What does d&d do to people, really?

How were/are your grades with D&D?

  • Grades are/were above avarage.

    Votes: 105 67.7%
  • Grades got better after I started playing.

    Votes: 16 10.3%
  • Grades are/were always about middle.

    Votes: 18 11.6%
  • Grades are/were not quite as good.

    Votes: 4 2.6%
  • Grades went down after I started Playing.

    Votes: 12 7.7%


log in or register to remove this ad

I don't think D&D affected my grades at all, but maybe they did and I just didn't realize it. I started in 5th grade, and prior to that, the school I was in used a different scale. I was a decent student (honors classes, B+ to A-), but probably a bit lazy, all through high school. In college I barely got by as a C+ student, but gaming was not the issue. Other things had much more of a negative impact on my grades than that.
 

Depends on how geeky I'm feeling each day.

I tend to hit the 75% mark and I don't try very hard. However, most of the members of my group either hold useless degrees or work as skilled proffesionals/apprentices.

It's a bit weird, though. There's one guy who dropped out of high school - smartest man I know. Doesn't like academia, but likes knowing things.

He's not an einstein, but it's odd with me being a history major and a guy who never went to university or even finishing high school knowing more than me about it!
 

palleomortis said:
thanx, sniff. Once question, is your sig. from a movie called DUNGEON MASTER? That and there seems to be another guy called "DungeonMasterCal" that I would like to ask the same question.

I believe that Sniffles sig comes from the Mythbusters TV show on Discovery. One the guys on there said it at least once.
 

Nifft said:
Mythology -- D&D can help.
I'd have to disagree with that one pretty strongly. D&D vastly oversimplifies every form of mythology it comes into contact with.

shilsen said:
English literature. Once you've been an Indian teaching Greek drama translated into English by a Frenchman to Americans, suddenly DMing doesn't seem too tough :)
I prefer English literature translated from Greek by way of Latin into a contemporary approximation of Anglo-Saxon :) . Do you read Greek shilsen? I know there are a few other Latinists around but I've never come across anyone with Greek (Attic that is, I'm sure there are a few native speakers around).
 

Mine went up about half a grade, but I think that having any after school social life would have had the same effect. I needed to get out and socialize more. Wargames and D&D were what I chose for the task. I was surprised to find that one of the priests who taught at my school was also a player. (And played the most obnoxious cleric that I have ever seen in thirty years of the game!)

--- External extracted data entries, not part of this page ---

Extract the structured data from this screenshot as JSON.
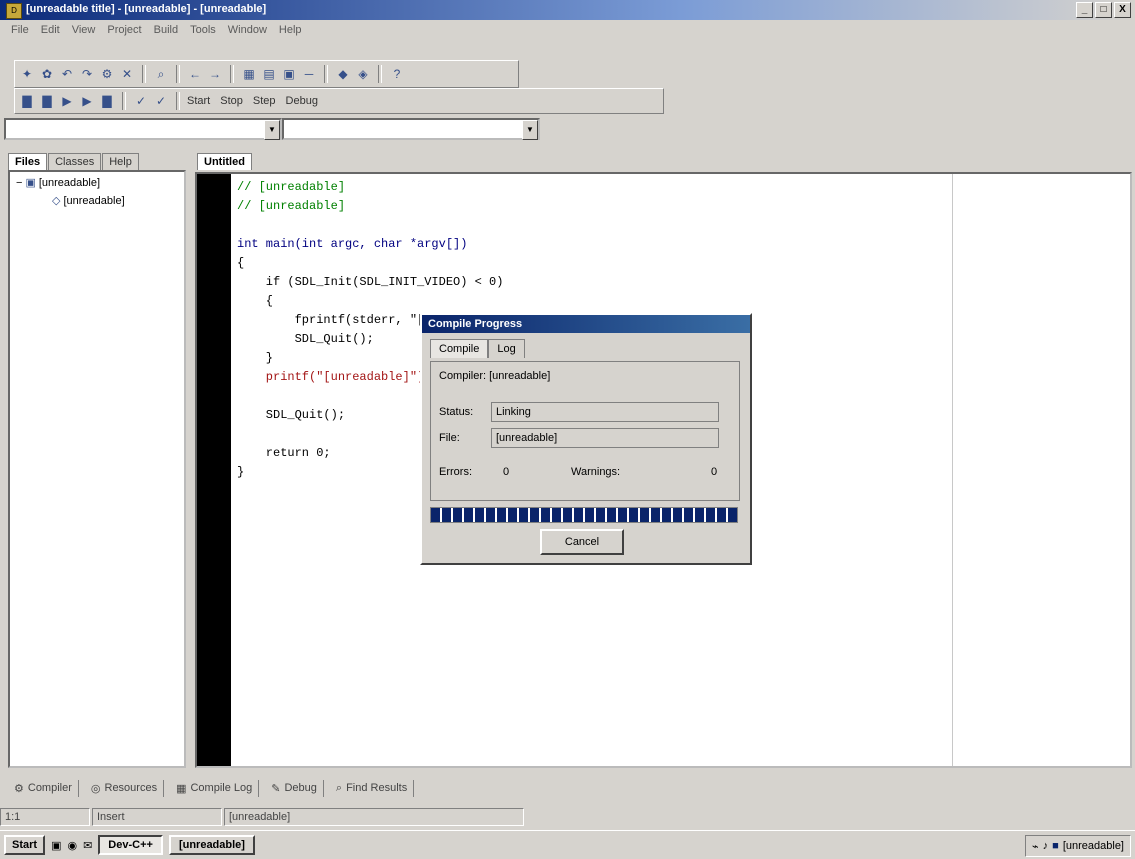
{
  "window": {
    "title": "[unreadable title] - [unreadable] - [unreadable]",
    "min_label": "_",
    "max_label": "□",
    "close_label": "X"
  },
  "menubar": [
    "File",
    "Edit",
    "View",
    "Project",
    "Build",
    "Tools",
    "Window",
    "Help"
  ],
  "toolbar2": {
    "items": [
      "Start",
      "Stop",
      "Step",
      "Debug"
    ]
  },
  "left_tabs": [
    "Files",
    "Classes",
    "Help"
  ],
  "tree": {
    "root": "[unreadable]",
    "child": "[unreadable]"
  },
  "editor_tab": "Untitled",
  "code_lines": [
    {
      "cls": "c",
      "text": "// [unreadable]"
    },
    {
      "cls": "c",
      "text": "// [unreadable]"
    },
    {
      "cls": "",
      "text": ""
    },
    {
      "cls": "k",
      "text": "int main(int argc, char *argv[])"
    },
    {
      "cls": "",
      "text": "{"
    },
    {
      "cls": "",
      "text": "    if (SDL_Init(SDL_INIT_VIDEO) < 0)"
    },
    {
      "cls": "",
      "text": "    {"
    },
    {
      "cls": "",
      "text": "        fprintf(stderr, \"[unreadable]\", SDL_GetError());"
    },
    {
      "cls": "",
      "text": "        SDL_Quit();"
    },
    {
      "cls": "",
      "text": "    }"
    },
    {
      "cls": "s",
      "text": "    printf(\"[unreadable]\");"
    },
    {
      "cls": "",
      "text": ""
    },
    {
      "cls": "",
      "text": "    SDL_Quit();"
    },
    {
      "cls": "",
      "text": ""
    },
    {
      "cls": "",
      "text": "    return 0;"
    },
    {
      "cls": "",
      "text": "}"
    }
  ],
  "dialog": {
    "title": "Compile Progress",
    "tabs": [
      "Compile",
      "Log"
    ],
    "compiler_label": "Compiler: [unreadable]",
    "status_label": "Status:",
    "status_value": "Linking",
    "file_label": "File:",
    "file_value": "[unreadable]",
    "errors_label": "Errors:",
    "errors_value": "0",
    "warnings_label": "Warnings:",
    "warnings_value": "0",
    "progress": 1.0,
    "cancel_label": "Cancel"
  },
  "bottom_tabs": [
    "Compiler",
    "Resources",
    "Compile Log",
    "Debug",
    "Find Results"
  ],
  "statusbar": [
    "1:1",
    "Insert",
    "[unreadable]"
  ],
  "taskbar": {
    "start": "Start",
    "tasks": [
      "Dev-C++",
      "[unreadable]"
    ],
    "clock": "[unreadable]"
  }
}
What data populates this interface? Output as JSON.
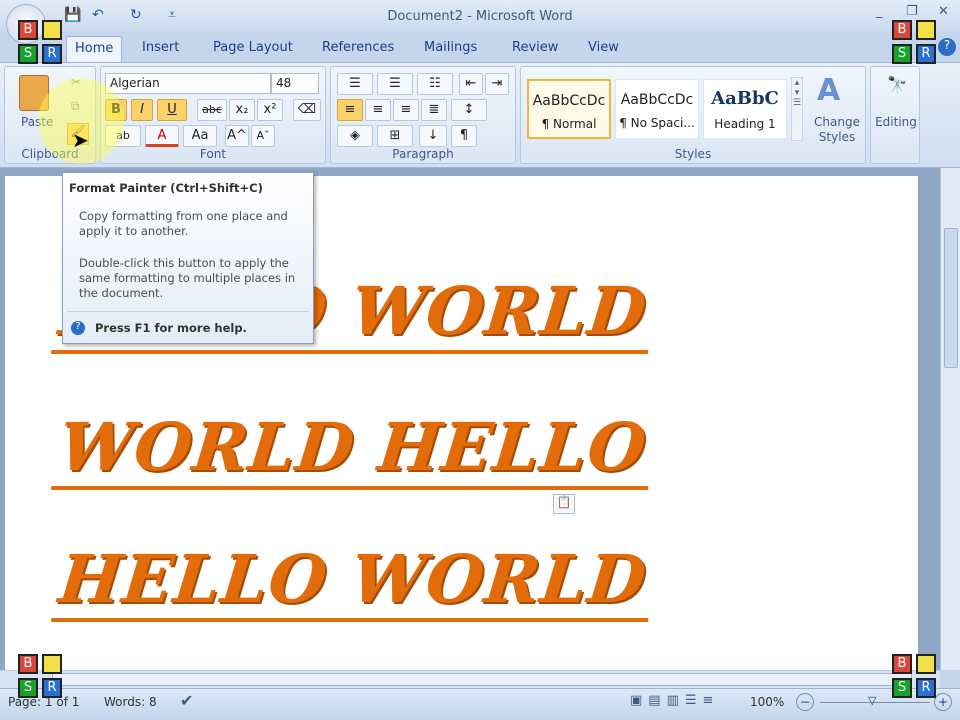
{
  "window": {
    "title": "Document2 - Microsoft Word"
  },
  "qat": {
    "save": "💾",
    "undo": "↶",
    "redo": "↻",
    "customize": "⩡"
  },
  "tabs": [
    "Home",
    "Insert",
    "Page Layout",
    "References",
    "Mailings",
    "Review",
    "View"
  ],
  "clipboard": {
    "label": "Clipboard",
    "paste": "Paste"
  },
  "font": {
    "label": "Font",
    "name": "Algerian",
    "size": "48",
    "bold": "B",
    "italic": "I",
    "underline": "U",
    "strike": "abc",
    "subscript": "x₂",
    "superscript": "x²",
    "highlight": "ab",
    "color": "A",
    "case": "Aa",
    "grow": "A^",
    "shrink": "Aˇ"
  },
  "paragraph": {
    "label": "Paragraph",
    "pilcrow": "¶"
  },
  "styles": {
    "label": "Styles",
    "items": [
      {
        "preview": "AaBbCcDc",
        "name": "¶ Normal"
      },
      {
        "preview": "AaBbCcDc",
        "name": "¶ No Spaci..."
      },
      {
        "preview": "AaBbC",
        "name": "Heading 1"
      }
    ],
    "change_styles": "Change Styles"
  },
  "editing": {
    "label": "Editing"
  },
  "tooltip": {
    "title": "Format Painter (Ctrl+Shift+C)",
    "desc1": "Copy formatting from one place and apply it to another.",
    "desc2": "Double-click this button to apply the same formatting to multiple places in the document.",
    "help": "Press F1 for more help."
  },
  "document": {
    "lines": [
      "HELLO WORLD",
      "WORLD HELLO",
      "HELLO WORLD"
    ]
  },
  "status": {
    "page": "Page: 1 of 1",
    "words": "Words: 8",
    "zoom": "100%"
  },
  "overlay": {
    "b": "B",
    "s": "S",
    "r": "R"
  },
  "colors": {
    "text": "#e36c0a",
    "accent": "#fbd26a"
  }
}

I bumped into him a couple of years ago, though he no longer plays he remembered the game better than I did, and I ran it after the second week.

The Auld Grump
 

D&D never impacted my grades like drinking, drugs, and girls did. Actually those pretty much interfered with D&D for a while too. Ah, the wild n' whiskeery late teens/early twenties!

Um, I should probably note in my defense that my grades slipping before college is sort of a misnomer. I was still in the top 5-10% of my class. I was just bags-under-the-eyes geeky.
 

Meh, I've always been the "gets not-particularly-good grades in the advanced classes" sort of guy.

'cept now I'm at a college where most of the classes qualify as advanced.

Still I got a 1530 on my SAT, so D&D can't have been that bad.
 

Well, my grades were generally good all the way through my compulsary school years (until senior high school). However, my English grade improved to an "A" after I began playing and DMing basic D&D. My teacher was quite impressed by my new and improved vocabulary (English isn't my native tonuge). :)

Also, I believe that playing RPGs have improved my creativity and my analytical skills, but that is hard to prove.

For me, RPGs never encroached on my homework or studying for tests; I did quit some other extra-curricular activities in order to be able to both study and play RPGs during my senior high school years.

Cheers,
Meadred
 

Wayside said:
I'd have to disagree with that one pretty strongly. D&D vastly oversimplifies every form of mythology it comes into contact with.

Definitely true. I've been a mythologist since I started reading the children's version of the Ramayana and Mahabharata at 4, and when I got to D&D it had very little connection with any historical mythology.

I prefer English literature translated from Greek by way of Latin into a contemporary approximation of Anglo-Saxon :) .

:D

Do you read Greek shilsen? I know there are a few other Latinists around but I've never come across anyone with Greek (Attic that is, I'm sure there are a few native speakers around).

Nope. I've read a lot of Greek lit, but always in translation. I'd guess that there might be a couple of Greek scholars on these boards, but I can't come up with any names.